Once the animation stream is finalized, it can be transformed into,
for example, primitives and sent to a graphics processor. The
graphics processor can then execute the primitives, render an
avatar in memory, and the rendered avatar can be sent to a
monitor.
[0120] Turning to operation 1514, it shows determining that a
specific avatar joint is unassociated with a specific user joint,
wherein a specific avatar joint is unassociated with a specific
user joint when the user model does not include position
information for the specific user joint; and setting a position of
the specific avatar joint to a default position. For example, in an
embodiment information can be stored in a model library 570 that
defines default poses for the avatar models and position
information for the joints in the avatar models. For example, an
avatar model can be associated with information that defined the
positions for joints that forms a pose similar to a "T." The model
library 570 may also include various other poses such as poses
running or walking or holding certain common objects. In this
example the inverse kinematics system 590 can be fed the position
of the end-effectors and the positions of any joints that were
captured. The inverse kinematics system 590 can also receive
information that defines default positions for joints where the
system lacks position information. For example, a right knee may be
a joint of interest, however a captured image may not have any
information for the right knee or the information was not usable
for one reason or another. In this example default position
information can be used by the inverse kinematics system 590 to
generate a pose for the model that takes into account a default
position.
[0121] In this example a default position can be selected by the
mapping system 580 based on a comparison between the user model 600
and models in the model library 570. In this example information
that defines the known positions of the end-effectors and any
joints can be compared to the library and the default model that
has the best fit can be used. The joint positions of the default
can be send to the inverse kinematics system 590 for any unknown
user joints.
[0122] In an example embodiment the inverse kinematics system 590
can be configured to use priority settings to determine how to pose
the avatar model. For example, end-effectors can be associated with
information that identifies them as the highest priority. In this
case the inverse kinematics system 590 will prioritize fitting the
end-effectors to the desired spots. The joints that the mapping
system 580 has information about can be set to a priority level
that is lower than the end-effectors. In this case, the inverse
kinematics system 590 can attempt to fit will not fit them if doing
so would change the positions of any end-effectors. Finally, the
joints where no information has been received can be fit. In this
case the inverse kinematics system 590 will attempt to fit these
joints but wont change the positions of any end-effectors or any
joints where the system has positional information.

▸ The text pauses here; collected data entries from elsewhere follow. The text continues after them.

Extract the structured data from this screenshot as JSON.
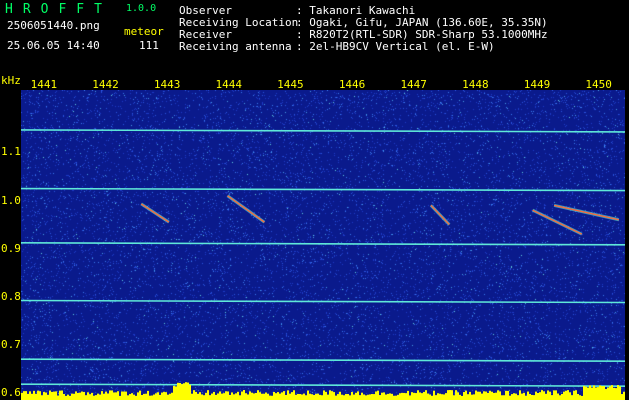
{
  "header": {
    "app_title": "HROFFT",
    "app_version": "1.0.0",
    "file_name": "2506051440.png",
    "mode": "meteor",
    "datetime": "25.06.05 14:40",
    "count": "111",
    "info_rows": [
      {
        "label": "Observer",
        "value": ": Takanori Kawachi"
      },
      {
        "label": "Receiving Location",
        "value": ": Ogaki, Gifu, JAPAN (136.60E, 35.35N)"
      },
      {
        "label": "Receiver",
        "value": ": R820T2(RTL-SDR) SDR-Sharp 53.1000MHz"
      },
      {
        "label": "Receiving antenna",
        "value": ": 2el-HB9CV Vertical (el. E-W)"
      }
    ]
  },
  "colors": {
    "background": "#000000",
    "plot_background": "#0a1a8c",
    "axis_text": "#ffff00",
    "title": "#00ff66",
    "carrier_line": "#5fe8d8",
    "meteor_trace": "#ff6a3a",
    "amplitude_bar": "#ffff00"
  },
  "chart_data": {
    "type": "heatmap",
    "ylabel": "kHz",
    "x_ticks": [
      "1441",
      "1442",
      "1443",
      "1444",
      "1445",
      "1446",
      "1447",
      "1448",
      "1449",
      "1450"
    ],
    "y_ticks": [
      "1.1",
      "1.0",
      "0.9",
      "0.8",
      "0.7",
      "0.6"
    ],
    "xlim": [
      1440.6,
      1450.4
    ],
    "ylim": [
      0.585,
      1.23
    ],
    "carrier_lines_khz": [
      1.147,
      1.025,
      0.912,
      0.792,
      0.67,
      0.618
    ],
    "meteor_traces": [
      {
        "x": [
          1442.55,
          1443.0
        ],
        "y": [
          0.993,
          0.955
        ]
      },
      {
        "x": [
          1443.95,
          1444.55
        ],
        "y": [
          1.01,
          0.955
        ]
      },
      {
        "x": [
          1447.25,
          1447.55
        ],
        "y": [
          0.99,
          0.95
        ]
      },
      {
        "x": [
          1448.9,
          1449.7
        ],
        "y": [
          0.98,
          0.93
        ]
      },
      {
        "x": [
          1449.25,
          1450.3
        ],
        "y": [
          0.99,
          0.96
        ]
      }
    ],
    "grid": false
  }
}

[0123] Continuing with the description of FIG. 15, operation 1516
shows receiving information that defines a type of avatar used by
the application; and selecting, during execution of the
application, the avatar model from a library of avatar models based
on the information that defines a type of avatar used by the
application. For example, in an embodiment the avatar model can be
loaded from the model library 570 when the application is executed.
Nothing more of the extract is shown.